Whether or not you agree with Charles Barkley that “analytics are crap,” it is hard to dismiss the fact that they have played a large role in the NBA, and it’s only going to get bigger. 26 NBA teams are currently using analytics, although they use it at different lengths, but no team uses it like the Houston Rockets.
Analytics took a huge stride in the NBA when the Houston Rockets hired Daryl Morey in April of 2006 to run basketball operations and since then, he has made advanced stats a monumental part in the Rockets game plan. “The Rockets continue to increase investment in analytics people and systems to maintain a differentiation in this area, especially as XY SportVU data comes online and we try to stay ahead of the competition,” Morey told ESPN.com.
For many teams, it is difficult to determine what effect analytics have had on their playing style, but not the Rockets. Last season, the Rockets shot the most three-pointers, shooting 32.7 per game, which was 5.2 more than the second place Cavs. This came out to be 39.4% of their shots. They also shot 40.2 shots inside 10 feet per game, which was fifth in the league. 74 percent of their shots came from behind the arc or at the rim, which was much higher than anyone else in the league.
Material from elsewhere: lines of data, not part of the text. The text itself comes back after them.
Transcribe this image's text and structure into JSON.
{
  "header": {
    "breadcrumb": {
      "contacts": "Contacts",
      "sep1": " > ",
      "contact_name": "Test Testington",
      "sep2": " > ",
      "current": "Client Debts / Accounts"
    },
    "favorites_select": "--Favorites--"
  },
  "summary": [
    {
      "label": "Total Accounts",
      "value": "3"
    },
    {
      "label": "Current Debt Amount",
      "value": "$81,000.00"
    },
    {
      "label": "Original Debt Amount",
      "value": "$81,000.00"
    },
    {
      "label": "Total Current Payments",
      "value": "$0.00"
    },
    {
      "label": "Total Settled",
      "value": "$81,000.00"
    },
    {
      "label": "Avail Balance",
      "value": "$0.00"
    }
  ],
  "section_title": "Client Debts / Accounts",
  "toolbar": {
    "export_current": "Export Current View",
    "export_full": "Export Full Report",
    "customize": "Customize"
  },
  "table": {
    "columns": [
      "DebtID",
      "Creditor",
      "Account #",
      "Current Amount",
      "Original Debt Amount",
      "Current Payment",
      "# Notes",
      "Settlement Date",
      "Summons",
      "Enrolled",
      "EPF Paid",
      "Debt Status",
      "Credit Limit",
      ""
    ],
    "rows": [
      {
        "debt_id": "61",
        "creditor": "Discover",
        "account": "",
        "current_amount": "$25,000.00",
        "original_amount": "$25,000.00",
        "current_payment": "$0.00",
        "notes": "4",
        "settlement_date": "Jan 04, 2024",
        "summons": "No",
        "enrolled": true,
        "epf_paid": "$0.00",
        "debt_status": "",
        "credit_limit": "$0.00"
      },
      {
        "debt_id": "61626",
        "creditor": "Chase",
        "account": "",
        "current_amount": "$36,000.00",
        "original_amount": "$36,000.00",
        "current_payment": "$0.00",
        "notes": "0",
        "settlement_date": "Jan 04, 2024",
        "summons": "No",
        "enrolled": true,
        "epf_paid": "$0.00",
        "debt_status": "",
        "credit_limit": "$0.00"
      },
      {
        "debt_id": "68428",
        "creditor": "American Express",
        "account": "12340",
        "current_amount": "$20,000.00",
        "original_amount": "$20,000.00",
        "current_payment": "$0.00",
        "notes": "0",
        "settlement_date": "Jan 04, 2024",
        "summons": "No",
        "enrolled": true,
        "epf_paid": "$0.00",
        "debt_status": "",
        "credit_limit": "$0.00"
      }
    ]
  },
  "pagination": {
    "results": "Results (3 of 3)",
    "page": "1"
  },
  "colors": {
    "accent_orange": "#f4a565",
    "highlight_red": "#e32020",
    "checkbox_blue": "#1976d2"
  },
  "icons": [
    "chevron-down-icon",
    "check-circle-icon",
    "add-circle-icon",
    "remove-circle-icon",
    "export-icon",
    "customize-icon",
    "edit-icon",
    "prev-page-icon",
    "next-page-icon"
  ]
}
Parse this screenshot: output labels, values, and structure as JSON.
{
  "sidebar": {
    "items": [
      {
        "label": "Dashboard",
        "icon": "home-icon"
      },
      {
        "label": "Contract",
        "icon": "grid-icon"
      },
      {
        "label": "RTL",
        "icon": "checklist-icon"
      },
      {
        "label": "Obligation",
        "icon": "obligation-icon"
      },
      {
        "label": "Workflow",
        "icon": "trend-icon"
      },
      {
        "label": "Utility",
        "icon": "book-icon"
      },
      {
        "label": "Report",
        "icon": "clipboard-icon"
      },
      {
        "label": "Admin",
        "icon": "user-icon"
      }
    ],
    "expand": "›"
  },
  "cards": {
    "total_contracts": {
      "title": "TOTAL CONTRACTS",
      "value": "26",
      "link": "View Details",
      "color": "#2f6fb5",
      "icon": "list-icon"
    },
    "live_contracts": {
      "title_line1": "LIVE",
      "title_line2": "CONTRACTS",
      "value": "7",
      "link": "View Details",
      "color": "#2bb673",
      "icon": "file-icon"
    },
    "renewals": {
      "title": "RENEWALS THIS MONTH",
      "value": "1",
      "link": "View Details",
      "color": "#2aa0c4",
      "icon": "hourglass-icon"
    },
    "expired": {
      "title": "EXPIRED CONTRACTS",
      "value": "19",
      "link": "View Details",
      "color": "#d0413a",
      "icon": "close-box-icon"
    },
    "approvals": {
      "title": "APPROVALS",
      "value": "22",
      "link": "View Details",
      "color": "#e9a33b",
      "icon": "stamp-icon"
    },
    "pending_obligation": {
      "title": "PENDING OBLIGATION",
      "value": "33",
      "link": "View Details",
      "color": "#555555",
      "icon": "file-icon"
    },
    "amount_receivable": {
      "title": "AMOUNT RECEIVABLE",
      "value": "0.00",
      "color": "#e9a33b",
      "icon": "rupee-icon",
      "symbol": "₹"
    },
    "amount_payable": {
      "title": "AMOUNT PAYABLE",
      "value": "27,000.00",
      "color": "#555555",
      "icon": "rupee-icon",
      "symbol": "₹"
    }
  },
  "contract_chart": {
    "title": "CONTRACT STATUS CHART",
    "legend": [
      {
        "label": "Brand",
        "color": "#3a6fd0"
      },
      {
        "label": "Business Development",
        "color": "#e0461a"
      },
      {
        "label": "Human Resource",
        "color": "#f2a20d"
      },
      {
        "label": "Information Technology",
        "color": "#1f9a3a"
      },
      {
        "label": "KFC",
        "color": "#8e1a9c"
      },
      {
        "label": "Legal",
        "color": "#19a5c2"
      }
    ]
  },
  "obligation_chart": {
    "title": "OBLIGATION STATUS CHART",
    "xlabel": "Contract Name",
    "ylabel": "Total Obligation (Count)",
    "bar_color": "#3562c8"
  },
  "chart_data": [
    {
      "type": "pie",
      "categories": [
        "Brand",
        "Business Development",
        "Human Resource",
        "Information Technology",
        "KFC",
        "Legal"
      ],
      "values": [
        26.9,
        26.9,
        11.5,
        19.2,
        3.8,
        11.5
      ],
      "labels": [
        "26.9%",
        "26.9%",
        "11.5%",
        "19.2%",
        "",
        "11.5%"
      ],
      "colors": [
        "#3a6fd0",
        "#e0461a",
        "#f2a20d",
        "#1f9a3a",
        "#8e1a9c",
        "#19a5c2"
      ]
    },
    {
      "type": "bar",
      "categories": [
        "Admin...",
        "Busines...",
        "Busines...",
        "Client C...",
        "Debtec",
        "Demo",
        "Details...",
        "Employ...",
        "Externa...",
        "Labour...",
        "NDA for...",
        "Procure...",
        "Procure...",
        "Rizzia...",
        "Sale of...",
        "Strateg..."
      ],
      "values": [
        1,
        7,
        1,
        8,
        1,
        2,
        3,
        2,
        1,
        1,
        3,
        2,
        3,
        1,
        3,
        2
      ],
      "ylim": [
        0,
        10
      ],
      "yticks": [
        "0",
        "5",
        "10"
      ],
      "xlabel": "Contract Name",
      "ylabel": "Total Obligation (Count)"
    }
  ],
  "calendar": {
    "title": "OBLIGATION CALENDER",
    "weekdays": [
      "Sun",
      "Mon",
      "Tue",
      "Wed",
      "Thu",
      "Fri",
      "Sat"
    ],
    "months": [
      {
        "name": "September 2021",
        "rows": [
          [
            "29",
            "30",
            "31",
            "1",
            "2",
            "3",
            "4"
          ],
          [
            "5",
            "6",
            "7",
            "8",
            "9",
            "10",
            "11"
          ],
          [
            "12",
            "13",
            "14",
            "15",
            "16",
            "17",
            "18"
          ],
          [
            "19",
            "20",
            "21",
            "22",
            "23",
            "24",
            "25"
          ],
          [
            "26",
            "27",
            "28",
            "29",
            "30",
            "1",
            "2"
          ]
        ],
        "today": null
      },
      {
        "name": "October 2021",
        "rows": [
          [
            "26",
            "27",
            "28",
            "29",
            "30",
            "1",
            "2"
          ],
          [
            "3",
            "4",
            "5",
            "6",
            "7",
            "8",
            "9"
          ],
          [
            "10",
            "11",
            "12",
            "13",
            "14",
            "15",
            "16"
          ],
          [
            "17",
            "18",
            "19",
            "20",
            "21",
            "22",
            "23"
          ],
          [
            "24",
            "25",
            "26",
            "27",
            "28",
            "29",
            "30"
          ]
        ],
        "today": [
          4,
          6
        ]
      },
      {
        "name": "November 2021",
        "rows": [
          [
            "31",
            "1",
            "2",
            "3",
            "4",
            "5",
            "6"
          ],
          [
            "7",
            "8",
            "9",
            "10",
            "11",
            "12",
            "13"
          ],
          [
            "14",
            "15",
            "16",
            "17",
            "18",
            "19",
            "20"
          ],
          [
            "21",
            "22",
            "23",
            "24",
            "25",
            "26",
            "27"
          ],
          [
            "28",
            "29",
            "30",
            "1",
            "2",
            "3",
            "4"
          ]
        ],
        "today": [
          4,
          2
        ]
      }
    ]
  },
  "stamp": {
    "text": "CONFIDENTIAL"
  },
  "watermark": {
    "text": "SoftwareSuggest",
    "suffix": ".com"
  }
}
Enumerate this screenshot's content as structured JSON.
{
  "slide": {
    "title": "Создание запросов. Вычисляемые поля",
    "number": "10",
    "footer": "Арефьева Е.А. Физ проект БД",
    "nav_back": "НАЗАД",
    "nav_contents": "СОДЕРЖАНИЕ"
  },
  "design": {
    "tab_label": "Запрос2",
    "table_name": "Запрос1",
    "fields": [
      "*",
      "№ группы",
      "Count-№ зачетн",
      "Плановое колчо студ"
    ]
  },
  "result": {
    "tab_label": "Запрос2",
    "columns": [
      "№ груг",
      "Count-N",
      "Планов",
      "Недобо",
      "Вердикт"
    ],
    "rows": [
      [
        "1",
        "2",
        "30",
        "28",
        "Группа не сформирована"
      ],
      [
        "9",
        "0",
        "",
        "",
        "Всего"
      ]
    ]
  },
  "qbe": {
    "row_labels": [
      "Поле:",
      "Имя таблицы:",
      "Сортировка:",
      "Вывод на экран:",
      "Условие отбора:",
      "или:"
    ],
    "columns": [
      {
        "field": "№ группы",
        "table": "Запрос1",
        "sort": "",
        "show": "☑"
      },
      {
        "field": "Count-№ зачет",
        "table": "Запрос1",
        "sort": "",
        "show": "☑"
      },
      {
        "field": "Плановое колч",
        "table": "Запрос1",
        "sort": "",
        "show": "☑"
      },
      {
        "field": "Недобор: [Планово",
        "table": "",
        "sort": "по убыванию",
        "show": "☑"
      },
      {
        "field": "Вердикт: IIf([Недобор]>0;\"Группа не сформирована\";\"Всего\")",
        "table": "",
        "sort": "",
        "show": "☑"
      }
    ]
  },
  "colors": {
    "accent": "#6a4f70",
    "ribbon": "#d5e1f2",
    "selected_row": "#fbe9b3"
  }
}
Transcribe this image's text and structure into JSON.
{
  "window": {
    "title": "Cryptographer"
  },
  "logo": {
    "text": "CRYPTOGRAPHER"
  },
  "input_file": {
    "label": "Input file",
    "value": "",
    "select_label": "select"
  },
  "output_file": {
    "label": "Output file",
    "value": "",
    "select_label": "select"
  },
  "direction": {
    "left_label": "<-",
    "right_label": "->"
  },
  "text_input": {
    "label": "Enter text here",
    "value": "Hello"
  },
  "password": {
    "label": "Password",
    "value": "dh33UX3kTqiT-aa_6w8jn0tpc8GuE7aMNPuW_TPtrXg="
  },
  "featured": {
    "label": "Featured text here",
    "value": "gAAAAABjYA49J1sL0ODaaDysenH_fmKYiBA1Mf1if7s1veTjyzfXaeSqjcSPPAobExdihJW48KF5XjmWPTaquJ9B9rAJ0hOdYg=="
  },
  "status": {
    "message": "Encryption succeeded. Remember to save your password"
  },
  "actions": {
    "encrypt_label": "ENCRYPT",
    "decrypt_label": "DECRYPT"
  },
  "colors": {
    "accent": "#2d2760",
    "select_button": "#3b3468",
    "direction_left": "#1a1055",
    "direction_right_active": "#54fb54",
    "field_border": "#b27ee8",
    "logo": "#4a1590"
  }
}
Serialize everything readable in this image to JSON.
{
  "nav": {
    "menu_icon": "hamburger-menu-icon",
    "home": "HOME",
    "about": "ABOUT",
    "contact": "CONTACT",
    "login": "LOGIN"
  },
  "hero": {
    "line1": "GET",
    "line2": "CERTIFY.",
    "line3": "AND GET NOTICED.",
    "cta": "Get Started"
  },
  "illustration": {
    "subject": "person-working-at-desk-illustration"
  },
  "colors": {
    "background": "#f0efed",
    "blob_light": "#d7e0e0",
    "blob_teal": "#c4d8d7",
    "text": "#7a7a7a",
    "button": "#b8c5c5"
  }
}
The Rockets rarely shoot long-range two-pointers because they are too far away from the basket, and the two points are not worth the risk, unlike three-pointers that are rewarded with an extra point. This is analytics at its finest.
The analytics revolution that Daryl Morey helped pioneer, known as “Moreyball,” has put a significant emphasis on efficiency. Similarly to how Billy Beane focused his attention to players that got on base rather than some of the other more prominent stats, such as batting average and RBIs, Morey focused his attention to three-point shooting rather than mid-range shots. On average, shooting 33 percent from three is the same as shooting 50 percent on 2-pointers. Because of this philosophy, the Houston Rockets have highlighted players that can either shoot the three ball effectively, shoot 50 percent or more on 2-pointers, or get to the foul line on a regular basis (Houston took the second most free throws last season and James Harden shot the most free throws (10.2 per game) in the league).
The Houston Rockets are not the only team that has followed “Moreyball.” During their championship run during the 2010-2011 season, the Dallas Mavericks took a page out of Daryl Morey’s book. They, like the Rockets, emphasized the three-pointer, shooting 27.4 percent of their shots from behind the arc. This past season, the Mavericks shot 29.6 percent of their shots from behind the arc, which was ninth in the league. Although they were only ninth in that category, they almost eliminated the mid-range shot completely as you can see from the heat map below.
As a part of the emphasis on efficiency, Hollinger’s Player Efficiency Rating (PER) has had a big impact on the NBA. Now it’s not as valuable to be a volume shooters as it may have been in the past because a player’s PER takes into account missed shots. This is leading to teams searching for more efficient players, and shying away from volume shooters such as Kobe Bryant.
Analytics also help illustrate what kind of impact a certain player has on their team. For example, Tyson Chandler and DeAndre Jordan were first and second in offensive rating (an estimate of points produced per 100 possessions) with 133.4 and 126.1 respectively. If you just look at the box score, it is difficult to see how much of an impact both Chandler and Jordan make on offense.
Likewise, Chicago Bulls’ small forward, Mike Dunleavy, is known for being a veteran, knock-down three-point shooter. However, Dunleavy allowed the fewest points per game (10.0) among wing defenders. Analytics like this show that some players that seem to be average or below-average in a category may actually have more value than people give them credit for.
An immense part of analytics is player tracking. Starting in 2013, the NBA installed player-tracking in all 29 of its stadiums.
“Using six cameras installed in the catwalk of every NBA arena, SportVU software tracks the movements of every player on the court and the basketball 25 times per second. The data collected provides a plethora of innovative statistics based around speed, distance, player separation and ball possession. Some examples include: how fast a player moves, how far he traveled during a game, how many touches of the ball he had, how many passes he threw, how many rebounding chances he had and much more” (NBA.com).
These player-tracking systems add a whole new perspective to the NBA. You can see plays develop and player movement like never before. Player-tracking gives NBA personnel the opportunity to gather information they otherwise couldn’t, allowing them to play as efficiently as possible. For example, Detroit Pistons’ guard, Reggie Jackson, led the NBA in team points per game on drives with 15.6 (1.3 PPG more than second-place James Harden). Knowing this, the Pistons can game plan in order to get Jackson the ball going to the basket, where he is very effective.
Although analytics have been monumental for the NBA, it may not always be so effective. Unlike baseball, in the NBA, one player can make all the difference. A balanced team made up of players that play extraordinarily well together may still not be able to beat a team consisting of LeBron James. When a former teammate of James, Shane Battier, was discussing analytics at the annual Sloan MIT Conference, he said, “Analytics are a tool, just like a jump shot or strength training.”